Non, il serait plus juste de dire que Macron est progressiste dans ses domaines de prédilection où il excelle, je suis forcé de l’admettre : la hausse des prélèvements obligatoires, la délinquance, la protection des bandes de voyous, le redoublement de la dette nationale, le foutoir généralisé dans le pays, la destruction de la richesse nationale utilisée pour des chances pour la France qui ruinent la nation, l’effondrement de toutes les valeurs constitutionnelles du pays, puisqu’un Français de souche a moins de droits qu’un allogène, chacun peut le vérifier tous les jours quand nos pouvoirs publics n’hésitent pas à dépenser 50 000 € pour un mineur isolé étranger par an, tirés des impôts locaux et de la  CSG des retraités qui en sont réduits au Secours populaire, mais qui laissent un fils d’agriculteur dans le dénuement le plus total.

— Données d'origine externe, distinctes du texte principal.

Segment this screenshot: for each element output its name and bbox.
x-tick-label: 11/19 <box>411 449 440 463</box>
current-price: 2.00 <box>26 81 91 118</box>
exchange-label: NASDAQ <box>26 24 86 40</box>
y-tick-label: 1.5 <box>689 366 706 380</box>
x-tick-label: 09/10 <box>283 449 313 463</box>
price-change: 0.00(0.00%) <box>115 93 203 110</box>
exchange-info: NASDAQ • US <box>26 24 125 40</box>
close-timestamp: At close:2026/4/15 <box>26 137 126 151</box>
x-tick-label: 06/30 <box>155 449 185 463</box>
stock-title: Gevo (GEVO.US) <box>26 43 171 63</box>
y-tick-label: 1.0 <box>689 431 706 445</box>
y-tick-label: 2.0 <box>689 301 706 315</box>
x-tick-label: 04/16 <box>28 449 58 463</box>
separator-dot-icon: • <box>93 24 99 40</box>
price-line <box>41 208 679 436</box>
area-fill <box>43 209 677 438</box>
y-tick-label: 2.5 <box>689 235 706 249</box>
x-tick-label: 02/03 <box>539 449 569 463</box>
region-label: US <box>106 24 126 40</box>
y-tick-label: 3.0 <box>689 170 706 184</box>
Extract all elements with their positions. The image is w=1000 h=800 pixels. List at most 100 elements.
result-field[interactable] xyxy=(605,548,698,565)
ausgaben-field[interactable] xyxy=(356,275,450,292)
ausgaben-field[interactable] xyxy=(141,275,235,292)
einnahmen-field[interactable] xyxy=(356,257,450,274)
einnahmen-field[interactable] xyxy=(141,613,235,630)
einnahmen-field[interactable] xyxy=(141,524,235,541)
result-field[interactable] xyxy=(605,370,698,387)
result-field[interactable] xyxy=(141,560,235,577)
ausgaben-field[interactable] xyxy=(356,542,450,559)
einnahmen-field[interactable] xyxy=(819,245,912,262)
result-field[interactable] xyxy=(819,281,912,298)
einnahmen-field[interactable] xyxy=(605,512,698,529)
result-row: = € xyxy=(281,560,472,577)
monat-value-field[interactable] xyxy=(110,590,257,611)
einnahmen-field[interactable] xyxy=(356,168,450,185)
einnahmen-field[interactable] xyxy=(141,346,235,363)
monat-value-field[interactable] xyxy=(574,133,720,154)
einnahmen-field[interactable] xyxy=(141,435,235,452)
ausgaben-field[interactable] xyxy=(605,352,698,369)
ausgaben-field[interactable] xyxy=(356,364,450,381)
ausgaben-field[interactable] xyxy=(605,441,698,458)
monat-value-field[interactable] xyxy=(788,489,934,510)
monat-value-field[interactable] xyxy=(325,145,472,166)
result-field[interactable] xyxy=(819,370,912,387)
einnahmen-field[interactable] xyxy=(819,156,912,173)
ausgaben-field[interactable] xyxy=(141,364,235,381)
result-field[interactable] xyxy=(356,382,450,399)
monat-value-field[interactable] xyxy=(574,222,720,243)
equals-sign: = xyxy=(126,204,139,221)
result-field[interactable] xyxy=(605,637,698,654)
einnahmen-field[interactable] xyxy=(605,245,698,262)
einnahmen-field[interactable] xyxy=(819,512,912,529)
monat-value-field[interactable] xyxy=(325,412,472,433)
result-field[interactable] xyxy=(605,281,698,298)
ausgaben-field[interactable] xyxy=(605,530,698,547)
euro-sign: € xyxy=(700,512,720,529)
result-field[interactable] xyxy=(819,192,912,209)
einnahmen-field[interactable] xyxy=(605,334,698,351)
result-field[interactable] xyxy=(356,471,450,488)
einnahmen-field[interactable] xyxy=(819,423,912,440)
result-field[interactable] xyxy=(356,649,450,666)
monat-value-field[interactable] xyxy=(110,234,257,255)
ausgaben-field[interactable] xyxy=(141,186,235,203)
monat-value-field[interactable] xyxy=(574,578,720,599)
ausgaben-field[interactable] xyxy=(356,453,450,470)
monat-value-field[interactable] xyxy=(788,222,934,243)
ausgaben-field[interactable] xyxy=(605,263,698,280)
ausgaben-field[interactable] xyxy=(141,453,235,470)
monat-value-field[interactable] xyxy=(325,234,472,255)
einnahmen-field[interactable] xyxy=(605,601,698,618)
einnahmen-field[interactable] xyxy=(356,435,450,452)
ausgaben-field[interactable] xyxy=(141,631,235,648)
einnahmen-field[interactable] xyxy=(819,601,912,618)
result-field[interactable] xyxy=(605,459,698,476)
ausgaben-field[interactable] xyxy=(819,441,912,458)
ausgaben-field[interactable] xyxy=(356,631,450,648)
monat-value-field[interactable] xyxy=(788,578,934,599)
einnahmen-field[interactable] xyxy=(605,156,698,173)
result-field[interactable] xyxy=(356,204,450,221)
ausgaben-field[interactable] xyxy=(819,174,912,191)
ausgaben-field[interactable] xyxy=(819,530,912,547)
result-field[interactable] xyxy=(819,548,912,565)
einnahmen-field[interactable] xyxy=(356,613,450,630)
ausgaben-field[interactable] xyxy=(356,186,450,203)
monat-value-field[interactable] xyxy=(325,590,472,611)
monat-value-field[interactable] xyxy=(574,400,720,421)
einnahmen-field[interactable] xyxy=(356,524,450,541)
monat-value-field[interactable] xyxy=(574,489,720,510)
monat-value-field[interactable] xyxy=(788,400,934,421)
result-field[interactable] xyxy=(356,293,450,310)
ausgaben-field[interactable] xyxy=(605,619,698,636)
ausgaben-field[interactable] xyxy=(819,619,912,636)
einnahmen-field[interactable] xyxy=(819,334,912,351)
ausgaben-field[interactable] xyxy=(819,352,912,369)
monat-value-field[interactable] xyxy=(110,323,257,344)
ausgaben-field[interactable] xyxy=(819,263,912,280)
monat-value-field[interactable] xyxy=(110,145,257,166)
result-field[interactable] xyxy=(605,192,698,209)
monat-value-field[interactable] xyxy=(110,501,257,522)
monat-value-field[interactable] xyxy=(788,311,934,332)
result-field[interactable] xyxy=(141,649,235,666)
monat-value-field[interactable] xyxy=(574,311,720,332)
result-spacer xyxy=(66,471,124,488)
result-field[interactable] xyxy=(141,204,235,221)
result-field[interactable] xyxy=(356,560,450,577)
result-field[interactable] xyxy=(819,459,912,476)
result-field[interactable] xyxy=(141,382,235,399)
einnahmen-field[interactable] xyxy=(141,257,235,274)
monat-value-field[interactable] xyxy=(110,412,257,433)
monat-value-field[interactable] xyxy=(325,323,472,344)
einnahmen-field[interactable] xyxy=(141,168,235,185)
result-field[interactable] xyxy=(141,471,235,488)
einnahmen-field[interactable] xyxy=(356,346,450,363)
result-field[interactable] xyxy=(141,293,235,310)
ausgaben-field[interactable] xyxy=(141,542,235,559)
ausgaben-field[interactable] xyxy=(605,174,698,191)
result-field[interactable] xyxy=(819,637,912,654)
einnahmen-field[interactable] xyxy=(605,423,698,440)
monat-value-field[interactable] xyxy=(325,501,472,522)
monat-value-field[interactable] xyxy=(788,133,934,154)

Or, le progrès relatif macronien, que chacun peut mesurer dans sa vie quotidienne, n’est pas nécessairement le progrès que serait en droit d’attendre le citoyen de ses dirigeants.

Et si la voix de son maître n’est plus audible, je ne vois pas pourquoi un animal n’aurait pas le droit d’en changer par ces temps où l’on distribue des droits à tout-va sans en mesurer la bonne utilisation. Changer de maître, pas de sa bonne utilisation, quoique…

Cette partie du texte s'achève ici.